An Arkansas sheriff suspects geese caused the crash of a Bell 407 GXP medical helicopter Sunday night, killing all three crew members aboard.

“That’s what I figure,” said Arkansas County Sheriff Todd Wright. “The FAA guy said he doesn’t think geese would down a copter, but he has no idea how many are in a flock.”

Wright said the helicopter crashed on a levee along Hamptons Reservoir near Lodge Corner, an area that has 10,000 to 15,000 geese.

“Every field is full of them,” said Wright. “You couldn’t put another one in it.”

Wright said he talked to a woman who witnessed the crash.

“She said it just started spinning, starting spiraling down,” said Wright. “She said the geese started getting loud. I’m sure the crash could have spooked them and made a big racket going down.”

— Bill Bowden

Read Tuesday's Arkansas Democrat-Gazette for full details.

EARLIER:

Officials have named the three people killed in a medical helicopter crash Sunday evening in a rural part of eastern Arkansas.

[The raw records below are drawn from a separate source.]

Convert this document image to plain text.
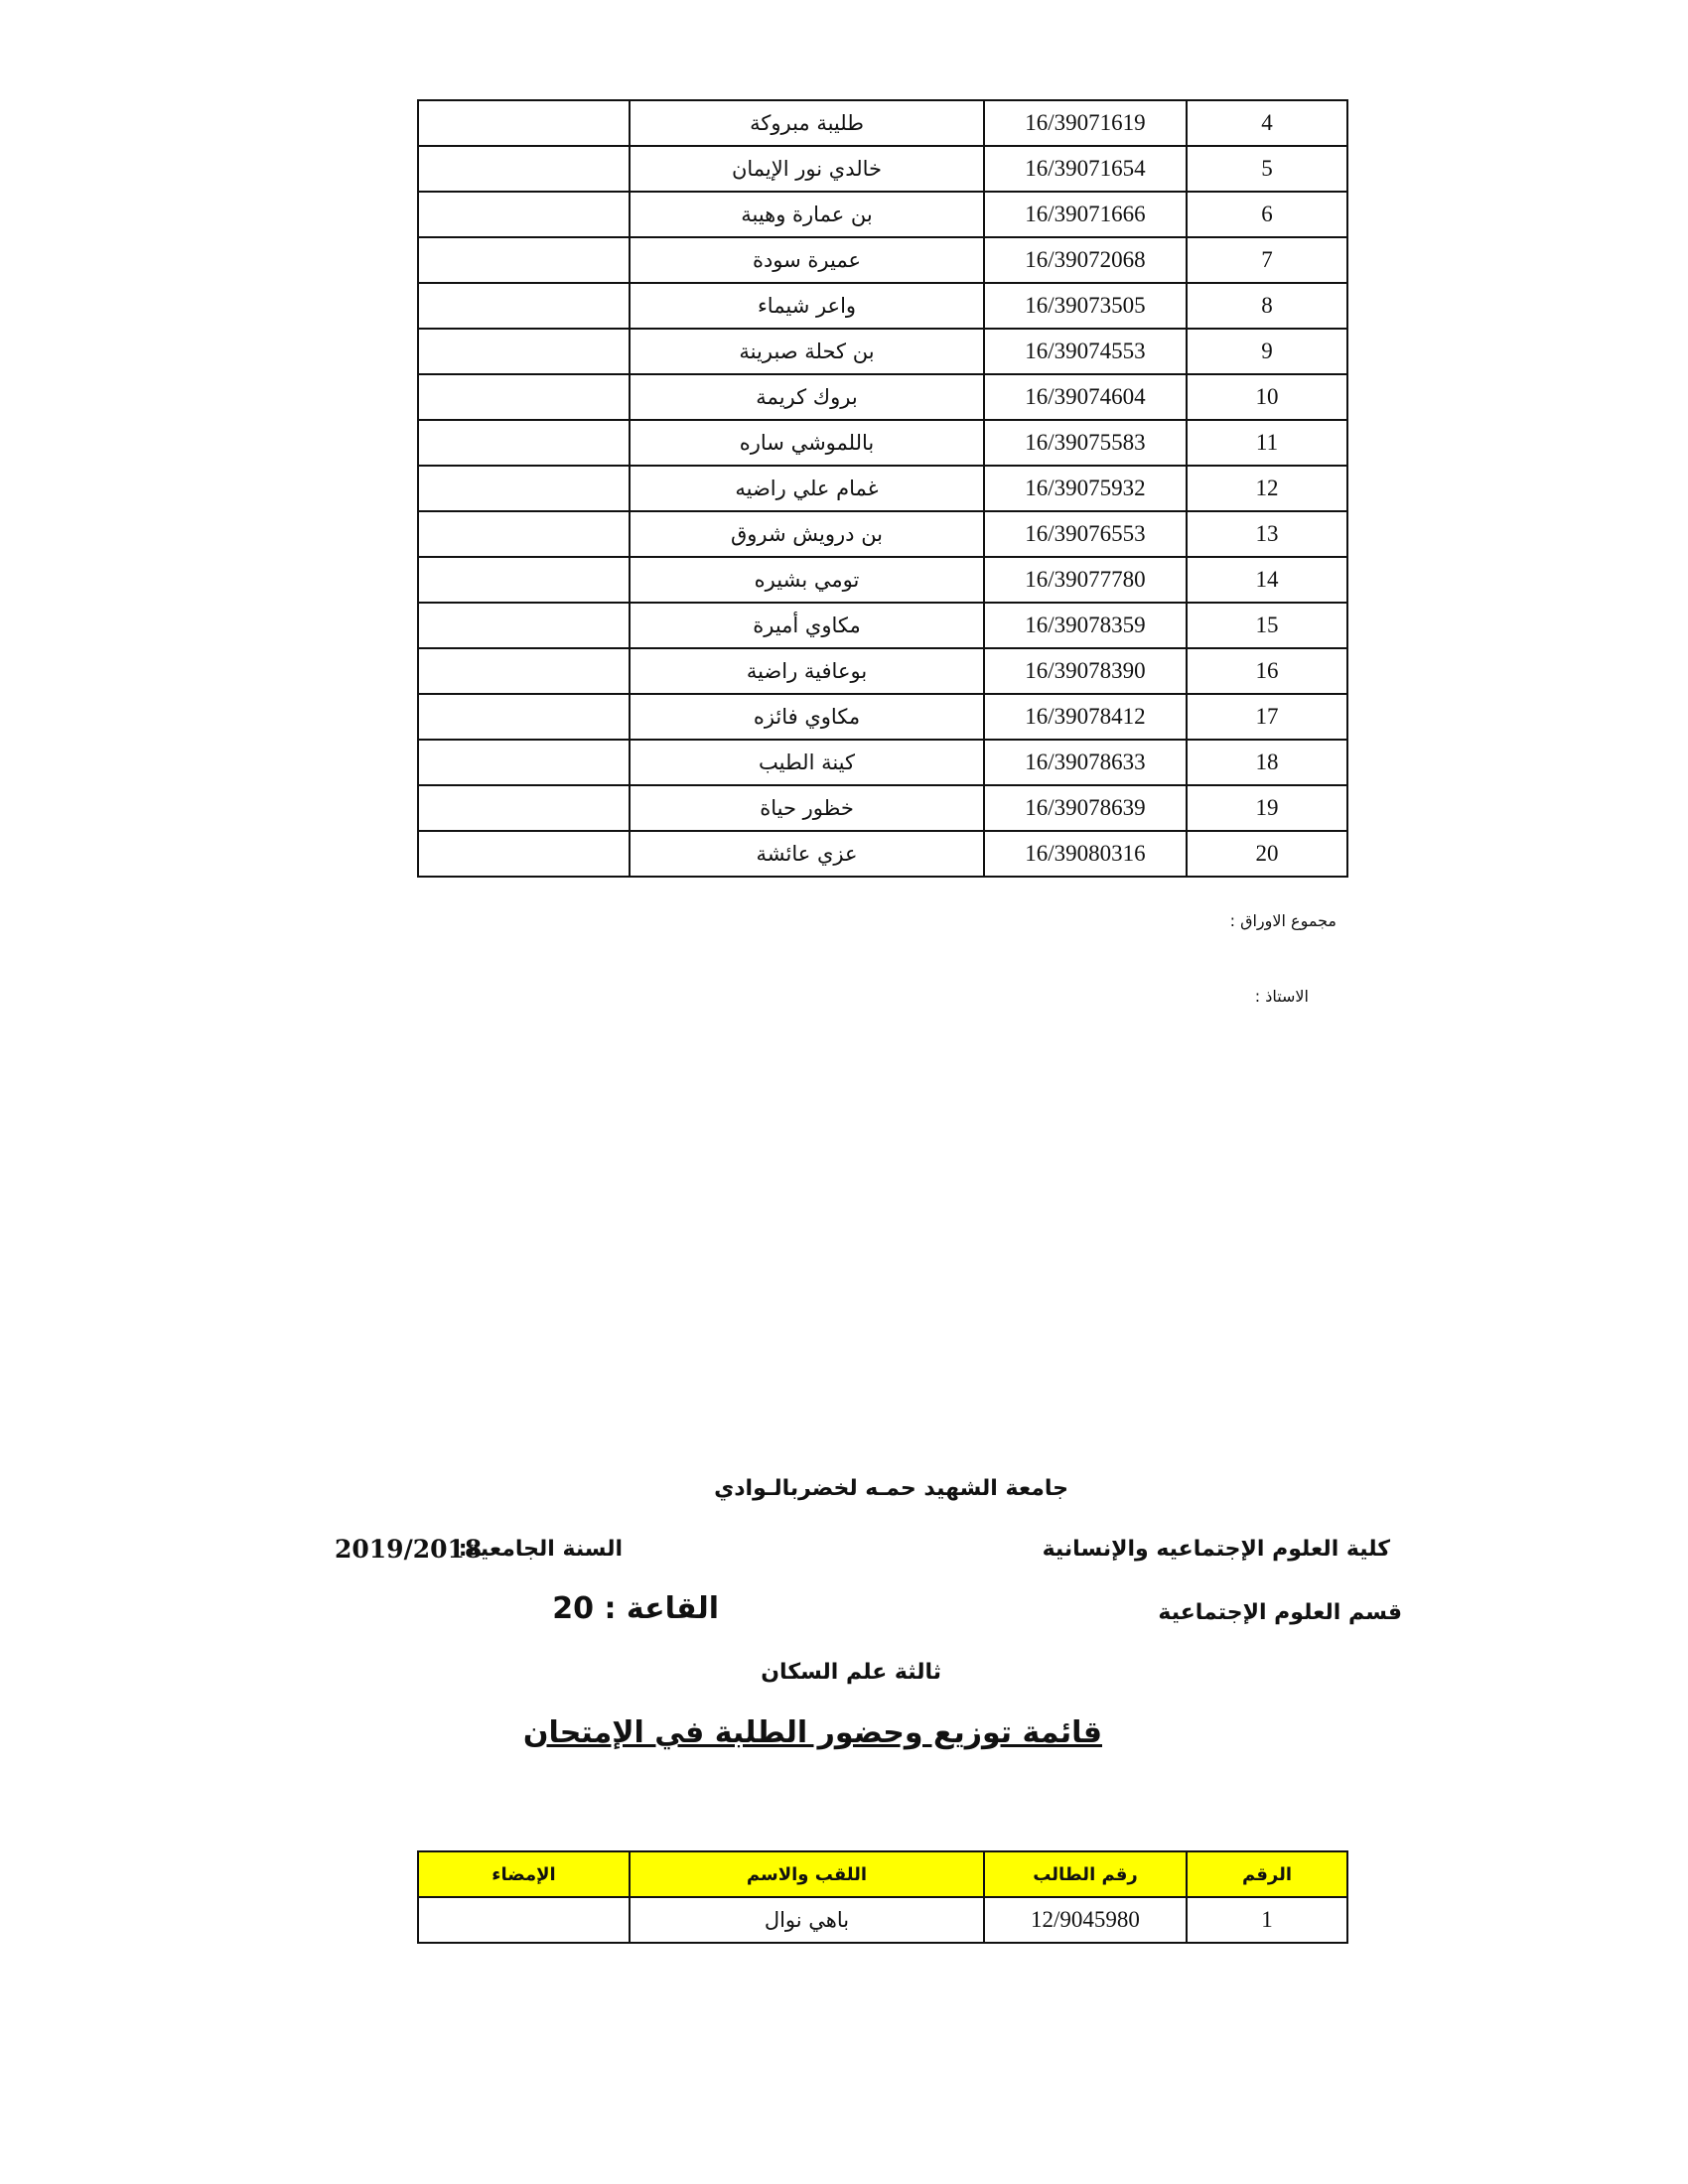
4	16/39071619	طليبة مبروكة	
5	16/39071654	خالدي نور الإيمان	
6	16/39071666	بن عمارة وهيبة	
7	16/39072068	عميرة سودة	
8	16/39073505	واعر شيماء	
9	16/39074553	بن كحلة صبرينة	
10	16/39074604	بروك كريمة	
11	16/39075583	باللموشي ساره	
12	16/39075932	غمام علي راضيه	
13	16/39076553	بن درويش شروق	
14	16/39077780	تومي بشيره	
15	16/39078359	مكاوي أميرة	
16	16/39078390	بوعافية راضية	
17	16/39078412	مكاوي فائزه	
18	16/39078633	كينة الطيب	
19	16/39078639	خظور حياة	
20	16/39080316	عزي عائشة	
مجموع الاوراق :
الاستاذ :
جامعة الشهيد حمـه لخضربالـوادي
كلية العلوم الإجتماعيه والإنسانية
السنة الجامعية:
2019/2018
قسم العلوم الإجتماعية
القاعة : 20
ثالثة علم السكان
قائمة توزيع وحضور الطلبة في الإمتحان
الرقم	رقم الطالب	اللقب والاسم	الإمضاء
1	12/9045980	باهي نوال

In a statement, Pine Bluff-based Pafford Air One identified the victims as 46-year-old pilot Michael "Mike" Bollen of Hot Springs; 61-year-old flight nurse James "Jim" Lawson Spruiell of Sulligent, Ala.; and 26-year-old flight paramedic John "Trey" Auld III of Shreveport, La.

Spruiell and Auld worked for Pafford Air One, the release states. Bollen was a pilot for Air Methods Corp. of Englewood, Colo.

The aircraft was reportedly owned, operated and maintained by Air Methods Corp for Pafford Air One, which provides emergency transport in Arkansas as well as three surrounding states.

The Federal Aviation Administration also released its preliminary report Monday on the helicopter crash.

The agency said its early findings show that a Bell 407 Rotorcraft helicopter with three people on board crashed “under unknown circumstances” Sunday evening about 10 miles from DeWitt. No patients were on board at the time.

Officials say the helicopter was was flying from Pine Bluff to Helena Regional Medical Center.

FAA spokesman Lynn Lunsford said the National Transportation Safety Board is leading the investigation. The panel was set to arrive at the crash site by Monday afternoon.

"We are all devastated and profoundly saddened by the tragic loss of these valued EMS colleagues and friends," Pafford Air One Director Dustin Ross said in a statement.

Melody Daniel, a spokeswoman for the Arkansas Department of Emergency Management, said Monday that her agency would provide updates once additional details about the crash were known.